Politicians and bureaucrats are reactionary by nature, so we
can automatically classify the austerity mindset as a reaction to the economic
pain caused by the 2007-2009 financial panic and recession. This momentous event left a deep and
indelible psychological scar in the minds of policymakers and it continues to
motivate their collective thinking (if it can be called that) and legislative
efforts. It has also helped to frame the
political agenda for the critical year ahead – a period in which the historic
120-year cycle of inflation/deflation is bottoming. This cycle promises to usher in many
important changes; indeed, we’ve already witnessed one important change to the
system. Starting in 2014 universal
healthcare coverage will be mandated in the U.S., a landmark step on the road
to full-scale economic autocracy.
If not for the continuous fiscal crises created by Congress
over the past two years, two million more Americans would have jobs. Moreover, unemployment would have dropped
under 6.7 percent and GDP growth would be around 4 percent stead of the current
2.5 percent. These statistics are the
conclusion of a study by Macroeconmoic Advisers, a nonpartisan consulting
firm. The analysis also found that
Congress’s fiscal-cliff and debt-ceiling blunders have roiled financial markets
and caused employers to cut back on prospective hiring. It has also kept consumers from spending more
as the entire system has become “paralyzed with uncertainty.”

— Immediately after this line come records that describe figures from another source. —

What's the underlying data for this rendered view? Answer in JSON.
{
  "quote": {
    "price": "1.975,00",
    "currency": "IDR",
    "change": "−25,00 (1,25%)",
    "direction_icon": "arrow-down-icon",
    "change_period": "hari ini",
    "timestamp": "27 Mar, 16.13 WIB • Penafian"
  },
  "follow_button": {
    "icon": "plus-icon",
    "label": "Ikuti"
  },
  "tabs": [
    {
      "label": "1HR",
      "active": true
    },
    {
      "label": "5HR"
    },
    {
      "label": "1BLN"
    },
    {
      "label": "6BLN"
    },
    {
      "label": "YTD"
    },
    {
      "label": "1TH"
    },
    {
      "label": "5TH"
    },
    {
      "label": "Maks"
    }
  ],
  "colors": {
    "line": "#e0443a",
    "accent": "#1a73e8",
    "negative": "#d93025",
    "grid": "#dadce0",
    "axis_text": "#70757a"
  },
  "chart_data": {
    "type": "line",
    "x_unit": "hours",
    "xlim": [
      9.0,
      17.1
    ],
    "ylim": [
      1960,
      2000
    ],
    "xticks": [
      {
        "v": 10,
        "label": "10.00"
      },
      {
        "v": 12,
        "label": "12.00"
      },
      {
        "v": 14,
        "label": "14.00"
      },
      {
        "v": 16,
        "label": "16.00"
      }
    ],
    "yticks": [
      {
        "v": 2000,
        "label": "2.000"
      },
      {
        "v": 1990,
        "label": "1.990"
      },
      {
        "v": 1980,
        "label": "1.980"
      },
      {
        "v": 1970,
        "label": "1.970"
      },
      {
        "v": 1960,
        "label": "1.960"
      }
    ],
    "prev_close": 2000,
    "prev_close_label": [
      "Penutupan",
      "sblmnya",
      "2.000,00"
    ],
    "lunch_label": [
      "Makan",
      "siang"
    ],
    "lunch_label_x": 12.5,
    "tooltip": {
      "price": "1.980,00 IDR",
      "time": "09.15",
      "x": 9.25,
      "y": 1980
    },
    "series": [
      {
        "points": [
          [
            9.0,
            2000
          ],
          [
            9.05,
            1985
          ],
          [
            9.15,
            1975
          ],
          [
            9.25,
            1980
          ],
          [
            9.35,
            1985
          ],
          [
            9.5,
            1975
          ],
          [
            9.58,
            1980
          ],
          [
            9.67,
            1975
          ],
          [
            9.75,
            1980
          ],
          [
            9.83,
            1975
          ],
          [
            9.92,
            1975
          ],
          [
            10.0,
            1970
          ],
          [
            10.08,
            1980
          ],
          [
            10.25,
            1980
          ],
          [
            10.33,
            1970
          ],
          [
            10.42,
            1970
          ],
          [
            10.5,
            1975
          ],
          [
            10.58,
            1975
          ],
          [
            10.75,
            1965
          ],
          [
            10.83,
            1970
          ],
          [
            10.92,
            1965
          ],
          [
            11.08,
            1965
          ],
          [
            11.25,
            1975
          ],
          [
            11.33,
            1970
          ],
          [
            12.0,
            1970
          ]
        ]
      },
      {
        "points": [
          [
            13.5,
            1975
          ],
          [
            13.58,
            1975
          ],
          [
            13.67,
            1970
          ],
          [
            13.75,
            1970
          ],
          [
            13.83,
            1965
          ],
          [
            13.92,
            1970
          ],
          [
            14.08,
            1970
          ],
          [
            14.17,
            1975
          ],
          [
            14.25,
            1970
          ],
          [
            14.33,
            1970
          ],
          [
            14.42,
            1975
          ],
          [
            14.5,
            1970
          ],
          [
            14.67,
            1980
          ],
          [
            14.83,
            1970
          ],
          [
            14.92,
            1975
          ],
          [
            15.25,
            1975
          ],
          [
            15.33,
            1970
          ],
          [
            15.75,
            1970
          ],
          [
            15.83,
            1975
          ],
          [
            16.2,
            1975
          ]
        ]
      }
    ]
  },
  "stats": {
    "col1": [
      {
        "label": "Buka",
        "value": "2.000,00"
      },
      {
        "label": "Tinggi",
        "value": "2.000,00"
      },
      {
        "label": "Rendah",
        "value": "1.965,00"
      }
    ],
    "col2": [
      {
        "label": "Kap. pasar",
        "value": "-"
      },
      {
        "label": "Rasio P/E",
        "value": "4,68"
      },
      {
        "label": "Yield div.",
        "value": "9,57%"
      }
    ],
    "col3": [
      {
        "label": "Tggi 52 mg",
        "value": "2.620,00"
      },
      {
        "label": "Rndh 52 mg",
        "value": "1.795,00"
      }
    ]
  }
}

The study concluded that the economy is being actively
sabotaged by members of Congress who exert a disproportional influence over the
nation’s financial affairs. When such is
the case, it can only be a matter of time before Washington trips up the
recovery altogether.
As
impressive as the recovery since 2009 has been, Washington’s continuous
meddling threatens to derail it in 2014.
The introduction of mandatory health insurance next year will create a
drag on the economy at the worst possible time, namely while the 120-year cycle
of inflation/deflation is bottoming. The
timing couldn’t possibly be any worse.
The Bernanke Fed “gets it” and clearly understands the danger of the
deflationary undercurrent created by the long-term Kress cycle.
Washington,
for its part, doesn’t get it. Both
Congress and the president are fighting the Fed by embracing austerity-type
measures that will inhibit growth, including tax hikes. This will create significant economic
headwinds for next year. On the plus
side, it may end up benefiting gold as fear and uncertainty rise in the face of
Washington’s economic sabotage.
As the Wall Street bromide says, “Sooner or later politics always
interferes with business.” Policymakers
seem intent on proving the truth of this saying. Unfortunately, everyone must reap the consequences.